WATERMARK clause
Applies to: Databricks SQL Databricks Runtime 12.0 and above
Adds a watermark to a relation in a select statement. The WATERMARK
clause only applies to queries on stateful streaming data, which include stream-stream joins and aggregation.
Syntax
from_item
{ table_name [ TABLESAMPLE clause ] [ watermark_clause ] [ table_alias ] |
JOIN clause |
[ LATERAL ] table_valued_function [ table_alias ] |
VALUE clause |
[ LATERAL ] ( query ) [ TABLESAMPLE clause ] [ watermark_clause ] [ table_alias ] }
watermark_clause
WATERMARK named_expression DELAY OF interval
Parameters
-
An expression that provides a value of type
timestamp
. The expression must be either a reference to the existing column, or a deterministic transformation against existing column(s).
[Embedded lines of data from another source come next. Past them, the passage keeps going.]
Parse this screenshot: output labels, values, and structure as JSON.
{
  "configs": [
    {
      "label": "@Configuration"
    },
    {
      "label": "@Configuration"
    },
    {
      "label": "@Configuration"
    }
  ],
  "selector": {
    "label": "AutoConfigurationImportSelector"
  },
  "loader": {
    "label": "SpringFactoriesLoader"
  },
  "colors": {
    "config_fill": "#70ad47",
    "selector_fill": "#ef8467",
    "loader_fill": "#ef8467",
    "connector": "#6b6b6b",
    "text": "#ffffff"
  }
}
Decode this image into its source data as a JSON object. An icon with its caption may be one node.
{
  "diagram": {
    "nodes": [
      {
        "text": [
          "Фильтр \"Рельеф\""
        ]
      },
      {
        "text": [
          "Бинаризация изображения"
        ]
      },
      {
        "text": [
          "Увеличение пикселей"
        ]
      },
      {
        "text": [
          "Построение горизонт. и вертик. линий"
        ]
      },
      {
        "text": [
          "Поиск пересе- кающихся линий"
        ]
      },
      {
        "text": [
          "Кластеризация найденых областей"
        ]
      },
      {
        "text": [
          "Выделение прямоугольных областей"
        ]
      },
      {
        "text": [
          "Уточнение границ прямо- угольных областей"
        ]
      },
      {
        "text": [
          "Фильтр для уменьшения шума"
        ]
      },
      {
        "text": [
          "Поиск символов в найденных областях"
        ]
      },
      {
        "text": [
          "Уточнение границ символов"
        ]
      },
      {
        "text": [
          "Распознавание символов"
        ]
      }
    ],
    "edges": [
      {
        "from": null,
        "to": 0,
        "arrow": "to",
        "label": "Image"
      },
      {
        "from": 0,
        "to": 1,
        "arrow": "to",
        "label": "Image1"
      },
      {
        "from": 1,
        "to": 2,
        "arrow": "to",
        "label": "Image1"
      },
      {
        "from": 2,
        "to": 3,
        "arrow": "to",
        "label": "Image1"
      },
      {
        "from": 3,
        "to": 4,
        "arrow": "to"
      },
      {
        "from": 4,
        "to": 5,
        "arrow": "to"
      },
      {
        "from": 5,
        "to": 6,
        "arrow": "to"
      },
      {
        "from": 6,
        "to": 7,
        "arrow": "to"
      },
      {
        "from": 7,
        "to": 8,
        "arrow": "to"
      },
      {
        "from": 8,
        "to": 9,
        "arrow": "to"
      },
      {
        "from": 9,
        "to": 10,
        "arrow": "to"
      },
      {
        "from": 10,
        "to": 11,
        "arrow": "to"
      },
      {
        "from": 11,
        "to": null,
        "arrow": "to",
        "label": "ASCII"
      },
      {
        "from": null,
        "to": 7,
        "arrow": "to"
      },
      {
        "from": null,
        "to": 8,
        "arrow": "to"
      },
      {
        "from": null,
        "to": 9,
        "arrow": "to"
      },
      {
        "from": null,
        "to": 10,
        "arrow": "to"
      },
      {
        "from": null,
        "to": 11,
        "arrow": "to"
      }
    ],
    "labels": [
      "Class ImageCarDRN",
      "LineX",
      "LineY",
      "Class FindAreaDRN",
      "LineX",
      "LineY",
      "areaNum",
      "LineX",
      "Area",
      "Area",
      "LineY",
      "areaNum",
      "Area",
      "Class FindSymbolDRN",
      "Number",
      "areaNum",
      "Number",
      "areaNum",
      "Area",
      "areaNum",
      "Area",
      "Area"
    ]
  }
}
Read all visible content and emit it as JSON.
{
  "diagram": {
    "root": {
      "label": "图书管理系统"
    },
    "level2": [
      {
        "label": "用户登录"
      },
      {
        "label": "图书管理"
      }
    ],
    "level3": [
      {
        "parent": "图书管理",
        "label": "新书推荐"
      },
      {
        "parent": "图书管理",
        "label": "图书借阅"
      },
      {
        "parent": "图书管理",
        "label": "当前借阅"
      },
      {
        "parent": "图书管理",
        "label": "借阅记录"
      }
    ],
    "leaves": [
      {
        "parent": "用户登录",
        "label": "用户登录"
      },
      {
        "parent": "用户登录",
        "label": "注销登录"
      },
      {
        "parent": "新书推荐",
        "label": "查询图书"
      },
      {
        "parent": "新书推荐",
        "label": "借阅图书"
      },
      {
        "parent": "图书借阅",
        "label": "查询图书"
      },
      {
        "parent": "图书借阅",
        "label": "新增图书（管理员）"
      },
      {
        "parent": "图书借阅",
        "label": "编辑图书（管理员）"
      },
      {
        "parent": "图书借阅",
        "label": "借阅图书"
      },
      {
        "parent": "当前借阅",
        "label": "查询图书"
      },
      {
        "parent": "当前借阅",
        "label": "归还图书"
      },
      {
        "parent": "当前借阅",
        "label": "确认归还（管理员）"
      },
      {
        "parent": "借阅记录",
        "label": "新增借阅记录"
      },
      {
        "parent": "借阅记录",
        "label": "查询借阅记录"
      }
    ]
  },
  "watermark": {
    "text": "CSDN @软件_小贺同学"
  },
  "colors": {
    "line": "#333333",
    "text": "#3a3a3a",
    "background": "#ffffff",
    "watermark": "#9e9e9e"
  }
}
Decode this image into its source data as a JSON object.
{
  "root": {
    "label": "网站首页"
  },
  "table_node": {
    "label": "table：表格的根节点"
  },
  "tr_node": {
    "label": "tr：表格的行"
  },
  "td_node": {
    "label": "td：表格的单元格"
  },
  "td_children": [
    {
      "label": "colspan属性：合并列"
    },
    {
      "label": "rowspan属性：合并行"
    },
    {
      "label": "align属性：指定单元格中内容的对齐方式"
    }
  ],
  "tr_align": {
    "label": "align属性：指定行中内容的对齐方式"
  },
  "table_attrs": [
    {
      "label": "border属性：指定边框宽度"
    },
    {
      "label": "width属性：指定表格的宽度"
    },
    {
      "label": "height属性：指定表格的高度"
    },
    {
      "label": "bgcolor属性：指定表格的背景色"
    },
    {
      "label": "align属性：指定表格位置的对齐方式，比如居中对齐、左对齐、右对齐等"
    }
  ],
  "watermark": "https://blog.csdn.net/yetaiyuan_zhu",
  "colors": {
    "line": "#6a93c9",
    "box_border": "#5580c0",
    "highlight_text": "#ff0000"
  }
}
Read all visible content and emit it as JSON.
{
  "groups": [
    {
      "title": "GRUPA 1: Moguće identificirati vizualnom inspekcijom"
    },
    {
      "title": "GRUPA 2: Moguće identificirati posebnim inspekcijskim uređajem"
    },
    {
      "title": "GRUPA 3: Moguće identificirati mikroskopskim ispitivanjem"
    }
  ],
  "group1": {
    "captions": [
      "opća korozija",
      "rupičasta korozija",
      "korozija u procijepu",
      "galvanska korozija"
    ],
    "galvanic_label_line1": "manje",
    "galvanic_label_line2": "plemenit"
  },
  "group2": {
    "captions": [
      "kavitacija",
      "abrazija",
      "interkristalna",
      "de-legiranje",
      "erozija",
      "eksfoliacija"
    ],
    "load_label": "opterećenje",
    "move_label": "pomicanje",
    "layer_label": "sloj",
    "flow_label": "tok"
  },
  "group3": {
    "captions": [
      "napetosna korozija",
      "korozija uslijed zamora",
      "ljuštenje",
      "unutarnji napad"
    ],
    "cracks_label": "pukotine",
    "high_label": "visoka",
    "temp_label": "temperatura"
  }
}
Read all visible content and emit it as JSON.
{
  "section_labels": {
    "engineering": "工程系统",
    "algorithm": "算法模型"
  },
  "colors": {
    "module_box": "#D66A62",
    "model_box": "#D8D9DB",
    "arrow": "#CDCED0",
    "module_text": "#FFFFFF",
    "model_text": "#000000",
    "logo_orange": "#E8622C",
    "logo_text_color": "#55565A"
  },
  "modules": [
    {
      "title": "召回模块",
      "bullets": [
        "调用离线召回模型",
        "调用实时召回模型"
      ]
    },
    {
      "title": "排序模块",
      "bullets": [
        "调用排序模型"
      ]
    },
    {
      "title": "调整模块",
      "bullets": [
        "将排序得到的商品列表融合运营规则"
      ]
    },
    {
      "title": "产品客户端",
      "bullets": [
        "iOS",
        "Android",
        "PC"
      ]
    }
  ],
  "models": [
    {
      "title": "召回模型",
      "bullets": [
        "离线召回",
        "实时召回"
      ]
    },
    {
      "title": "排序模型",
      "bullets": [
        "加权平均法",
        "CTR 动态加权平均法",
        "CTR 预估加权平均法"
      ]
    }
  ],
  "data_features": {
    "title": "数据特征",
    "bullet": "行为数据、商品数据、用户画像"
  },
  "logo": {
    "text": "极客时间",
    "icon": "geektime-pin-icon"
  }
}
The expression adds a column of timestamp type which is used to track the watermark. The added column is available to query. -
An interval literal that defines the delay threshold of the watermark. Must be a positive value less than a month.
Examples
-- Creating a streaming table performing time window row count, with defining watermark from existing column
> CREATE OR REFRESH STREAMING TABLE window_agg_1
AS SELECT window(ts, '10 seconds') as w, count(*) as CNT
FROM
STREAM stream_source WATERMARK ts DELAY OF INTERVAL 10 SECONDS AS stream
GROUP BY window(ts, '10 seconds');
-- Creating a streaming table performing time window row count, with deriving a new timestamp column to define watermark
> CREATE OR REFRESH STREAMING TABLE window_agg_2
AS SELECT window(ts, '10 seconds') as w, count(*) as CNT
FROM
STREAM stream_source WATERMARK to_timestamp(ts_str) AS ts DELAY OF INTERVAL 10 SECONDS AS stream
GROUP BY window(ts, '10 seconds');